Jacob was on his way to meet and appease his older brother Esau. This was the first time they would meet after Jacob’s deception, resulting in him taking Esau’s birthright (a blessing received by the firstborn son – see Genesis chapter 27).
That’s some pretty serious deception! So you can imagine the state that Jacob was in, a state of mixed emotion – guilt over what he did, fear for what his brother might do to retaliate and anxiety upon hearing that Esau had four hundred men with him (Genesis 32:6-7).
The night before he is to face Esau, Jacob sends his family ahead of him while he hangs back. During this time alone, Jacob has an epic encounter with God, in the most unexpected and usual of ways.
Despite the unusualness of this supernatural encounter, there is so much that we can draw from it.
Disrupted with a wrestling match, what an inconvenience! Or so it would seem to be.
What may appear to be a distraction, was actually exactly what Jacob needed ahead of his meeting with Esau. This wrestle with God caused Jacob to focus on God rather than focus on the problem at hand. In the same way, what we may view as an “interruption” or a “distraction” may be God trying to get our attention and shift our focus to be on Him rather than our circumstance.
Wrestling God with a dislocated hip must have been an excruciatingly painful experience for Jacob. Yet, he was so determined to receive his blessing that he pressed on even in his weakness.
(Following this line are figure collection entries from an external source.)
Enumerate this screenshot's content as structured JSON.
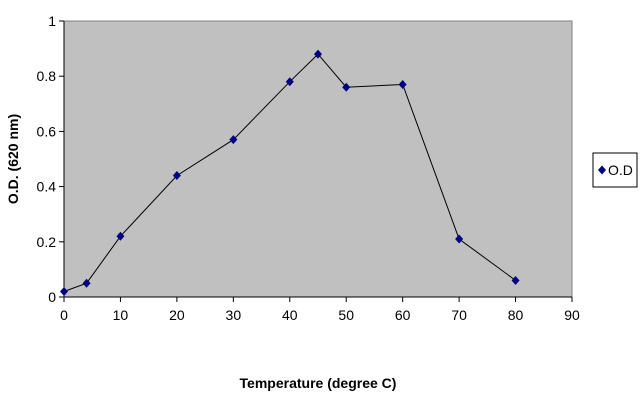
{
  "chart_data": {
    "type": "line",
    "title": "",
    "xlabel": "Temperature (degree C)",
    "ylabel": "O.D. (620 nm)",
    "xlim": [
      0,
      90
    ],
    "ylim": [
      0,
      1
    ],
    "x_ticks": [
      0,
      10,
      20,
      30,
      40,
      50,
      60,
      70,
      80,
      90
    ],
    "y_ticks": [
      0,
      0.2,
      0.4,
      0.6,
      0.8,
      1
    ],
    "grid": false,
    "legend_position": "right",
    "plot_background": "#c0c0c0",
    "series": [
      {
        "name": "O.D",
        "color": "#000080",
        "line_color": "#000000",
        "marker": "diamond",
        "x": [
          0,
          4,
          10,
          20,
          30,
          40,
          45,
          50,
          60,
          70,
          80
        ],
        "y": [
          0.02,
          0.05,
          0.22,
          0.44,
          0.57,
          0.78,
          0.88,
          0.76,
          0.77,
          0.21,
          0.06
        ]
      }
    ]
  }
}
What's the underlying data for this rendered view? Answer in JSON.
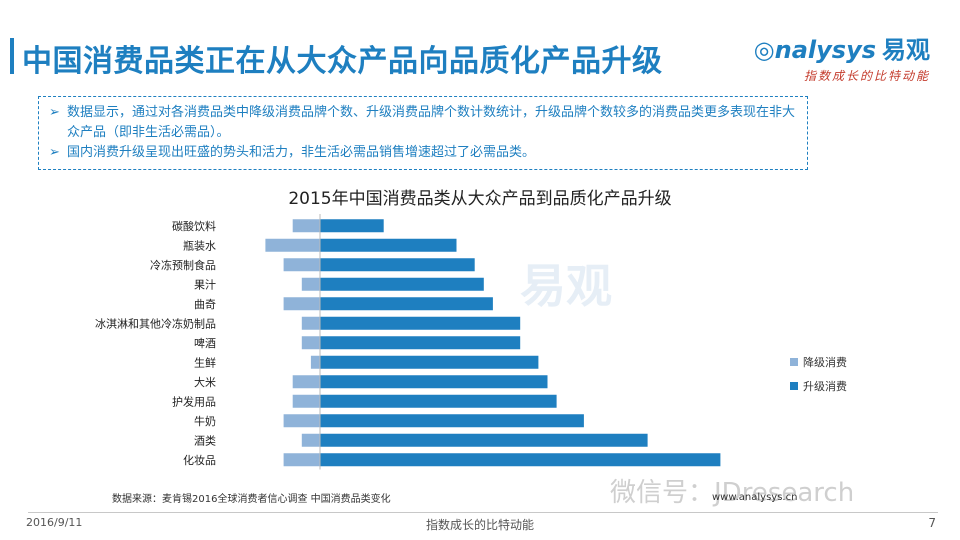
{
  "header": {
    "title": "中国消费品类正在从大众产品向品质化产品升级",
    "logo_text": "nalysys",
    "logo_cn": "易观",
    "logo_tagline": "指数成长的比特动能"
  },
  "notes": [
    "数据显示，通过对各消费品类中降级消费品牌个数、升级消费品牌个数计数统计，升级品牌个数较多的消费品类更多表现在非大众产品（即非生活必需品）。",
    "国内消费升级呈现出旺盛的势头和活力，非生活必需品销售增速超过了必需品类。"
  ],
  "chart_data": {
    "type": "bar",
    "orientation": "horizontal",
    "title": "2015年中国消费品类从大众产品到品质化产品升级",
    "categories": [
      "碳酸饮料",
      "瓶装水",
      "冷冻预制食品",
      "果汁",
      "曲奇",
      "冰淇淋和其他冷冻奶制品",
      "啤酒",
      "生鲜",
      "大米",
      "护发用品",
      "牛奶",
      "酒类",
      "化妆品"
    ],
    "series": [
      {
        "name": "降级消费",
        "color": "#8fb3d9",
        "values": [
          -3,
          -6,
          -4,
          -2,
          -4,
          -2,
          -2,
          -1,
          -3,
          -3,
          -4,
          -2,
          -4
        ]
      },
      {
        "name": "升级消费",
        "color": "#1e7fc0",
        "values": [
          7,
          15,
          17,
          18,
          19,
          22,
          22,
          24,
          25,
          26,
          29,
          36,
          44
        ]
      }
    ],
    "xlim": [
      -6,
      44
    ]
  },
  "legend": [
    "降级消费",
    "升级消费"
  ],
  "footer": {
    "source": "数据来源：麦肯锡2016全球消费者信心调查 中国消费品类变化",
    "website": "www.analysys.cn",
    "wechat": "微信号：JDresearch",
    "date": "2016/9/11",
    "slogan": "指数成长的比特动能",
    "page": "7"
  },
  "colors": {
    "accent": "#1e7fc0",
    "downgrade": "#8fb3d9"
  }
}
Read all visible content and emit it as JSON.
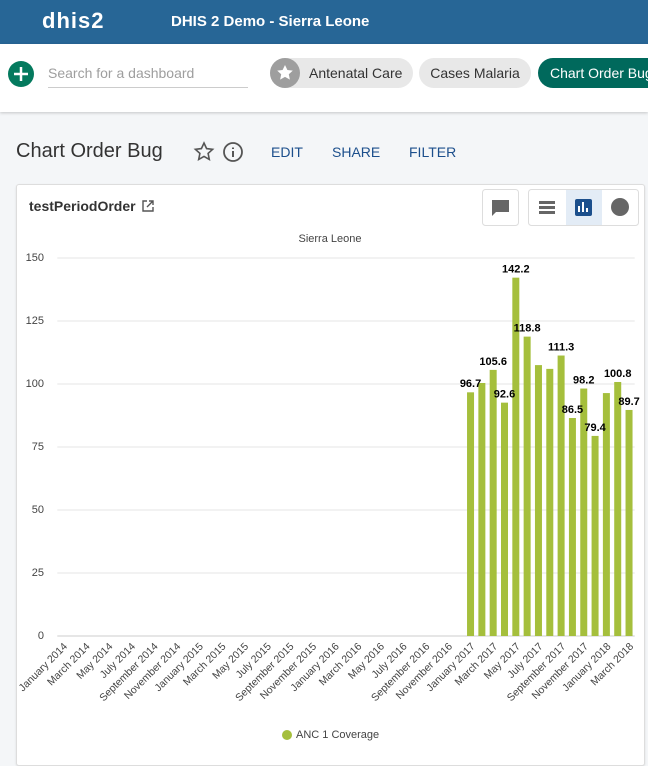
{
  "header": {
    "logo": "dhis2",
    "title": "DHIS 2 Demo - Sierra Leone"
  },
  "search": {
    "placeholder": "Search for a dashboard"
  },
  "dashboards": [
    "Antenatal Care",
    "Cases Malaria",
    "Chart Order Bug"
  ],
  "dashboard": {
    "title": "Chart Order Bug",
    "actions": [
      "EDIT",
      "SHARE",
      "FILTER"
    ]
  },
  "item": {
    "title": "testPeriodOrder"
  },
  "chart_data": {
    "type": "bar",
    "subtitle": "Sierra Leone",
    "categories": [
      "January 2014",
      null,
      "March 2014",
      null,
      "May 2014",
      null,
      "July 2014",
      null,
      "September 2014",
      null,
      "November 2014",
      null,
      "January 2015",
      null,
      "March 2015",
      null,
      "May 2015",
      null,
      "July 2015",
      null,
      "September 2015",
      null,
      "November 2015",
      null,
      "January 2016",
      null,
      "March 2016",
      null,
      "May 2016",
      null,
      "July 2016",
      null,
      "September 2016",
      null,
      "November 2016",
      null,
      "January 2017",
      null,
      "March 2017",
      null,
      "May 2017",
      null,
      "July 2017",
      null,
      "September 2017",
      null,
      "November 2017",
      null,
      "January 2018",
      null,
      "March 2018"
    ],
    "series": [
      {
        "name": "ANC 1 Coverage",
        "color": "#a5bf3c",
        "values": [
          null,
          null,
          null,
          null,
          null,
          null,
          null,
          null,
          null,
          null,
          null,
          null,
          null,
          null,
          null,
          null,
          null,
          null,
          null,
          null,
          null,
          null,
          null,
          null,
          null,
          null,
          null,
          null,
          null,
          null,
          null,
          null,
          null,
          null,
          null,
          null,
          96.7,
          100.4,
          105.6,
          92.6,
          142.2,
          118.8,
          107.5,
          106,
          111.3,
          86.5,
          98.2,
          79.4,
          96.4,
          100.8,
          89.7
        ],
        "value_labels": [
          null,
          null,
          null,
          null,
          null,
          null,
          null,
          null,
          null,
          null,
          null,
          null,
          null,
          null,
          null,
          null,
          null,
          null,
          null,
          null,
          null,
          null,
          null,
          null,
          null,
          null,
          null,
          null,
          null,
          null,
          null,
          null,
          null,
          null,
          null,
          null,
          "96.7",
          null,
          "105.6",
          "92.6",
          "142.2",
          "118.8",
          null,
          null,
          "111.3",
          "86.5",
          "98.2",
          "79.4",
          null,
          "100.8",
          "89.7"
        ]
      }
    ],
    "ylim": [
      0,
      150
    ],
    "yticks": [
      0,
      25,
      50,
      75,
      100,
      125,
      150
    ],
    "grid": true,
    "legend": "bottom"
  }
}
All too often, we use our “weaknesses” (illness, loss of a loved one, financial or relationship breakdown) as an excuse, a reason to give up. Yet it’s in our weakness that God urges us to continue to “wrestle” with Him, to cling to Him and petition for the blessing He promises to give us as His children.
If Jacob had received the blessing without the wrestle, would he still have glorified God? We’ll never know. What we do know, is that the more we are willing to wrestle with God for our blessings (healing, peace, restoration and more) the less likely we are to take them for granted when we do receive.
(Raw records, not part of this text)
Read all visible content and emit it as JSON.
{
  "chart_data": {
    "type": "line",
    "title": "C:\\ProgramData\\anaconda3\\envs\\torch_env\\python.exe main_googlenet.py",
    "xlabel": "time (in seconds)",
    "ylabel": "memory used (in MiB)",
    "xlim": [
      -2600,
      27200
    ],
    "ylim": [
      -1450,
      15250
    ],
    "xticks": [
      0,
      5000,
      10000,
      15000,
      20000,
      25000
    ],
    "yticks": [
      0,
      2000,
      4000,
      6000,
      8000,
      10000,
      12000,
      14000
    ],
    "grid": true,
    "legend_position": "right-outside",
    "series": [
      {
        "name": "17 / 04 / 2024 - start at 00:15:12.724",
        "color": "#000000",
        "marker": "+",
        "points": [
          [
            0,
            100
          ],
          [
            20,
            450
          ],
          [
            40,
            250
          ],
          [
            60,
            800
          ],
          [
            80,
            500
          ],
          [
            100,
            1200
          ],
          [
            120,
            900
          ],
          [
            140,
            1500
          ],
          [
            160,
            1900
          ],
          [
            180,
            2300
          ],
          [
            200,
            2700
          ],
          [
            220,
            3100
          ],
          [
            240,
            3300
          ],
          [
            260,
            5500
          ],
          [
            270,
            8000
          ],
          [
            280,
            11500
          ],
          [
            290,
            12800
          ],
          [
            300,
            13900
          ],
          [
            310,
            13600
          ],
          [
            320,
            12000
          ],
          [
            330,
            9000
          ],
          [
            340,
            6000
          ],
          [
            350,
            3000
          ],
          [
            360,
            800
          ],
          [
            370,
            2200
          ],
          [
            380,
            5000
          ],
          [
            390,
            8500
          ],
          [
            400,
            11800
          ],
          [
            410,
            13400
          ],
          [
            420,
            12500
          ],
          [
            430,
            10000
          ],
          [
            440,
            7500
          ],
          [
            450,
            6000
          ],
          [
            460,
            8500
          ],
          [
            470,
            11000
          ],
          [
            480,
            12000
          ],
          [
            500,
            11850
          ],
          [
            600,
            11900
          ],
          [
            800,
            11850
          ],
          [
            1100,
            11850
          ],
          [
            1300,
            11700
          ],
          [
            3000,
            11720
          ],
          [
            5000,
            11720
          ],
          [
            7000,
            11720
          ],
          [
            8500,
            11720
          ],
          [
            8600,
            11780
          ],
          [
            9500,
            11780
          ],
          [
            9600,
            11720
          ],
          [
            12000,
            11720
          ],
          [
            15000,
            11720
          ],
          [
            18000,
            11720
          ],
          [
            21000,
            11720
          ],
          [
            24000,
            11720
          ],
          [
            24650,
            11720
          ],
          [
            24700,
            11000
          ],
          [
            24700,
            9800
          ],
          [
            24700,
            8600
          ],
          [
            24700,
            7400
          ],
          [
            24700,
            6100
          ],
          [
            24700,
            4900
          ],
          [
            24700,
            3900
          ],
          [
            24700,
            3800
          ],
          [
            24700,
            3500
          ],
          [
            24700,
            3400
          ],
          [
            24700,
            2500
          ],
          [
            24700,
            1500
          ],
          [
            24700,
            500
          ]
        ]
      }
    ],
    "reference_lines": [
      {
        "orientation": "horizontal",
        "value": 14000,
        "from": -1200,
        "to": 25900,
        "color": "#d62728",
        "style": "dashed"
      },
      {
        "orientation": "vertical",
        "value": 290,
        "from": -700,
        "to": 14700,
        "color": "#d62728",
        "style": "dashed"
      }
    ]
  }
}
After wrestling all night and copping a blow to his hip, Jacob no doubt was in a much weakened state. Not ideal considering he believed he was about to be attacked by Esau and his men!
The thing is, he was more ready than ever to face his brother and the events that were to follow. Why? Because, although his physical condition was compromised, Jacob walked (or rather, limped) away with his faith strengthened. Due to his struggle, God had given Jacob a new name, Israel (meaning “struggled with God”). A covenant name which revealed his purpose. A historical marker of God’s original covenant with Abraham, Jacob’s grandfather (see Genesis chapter 17).
Post wrestle, Jacob gained a new identity, one which eventually became the identity of the people of God.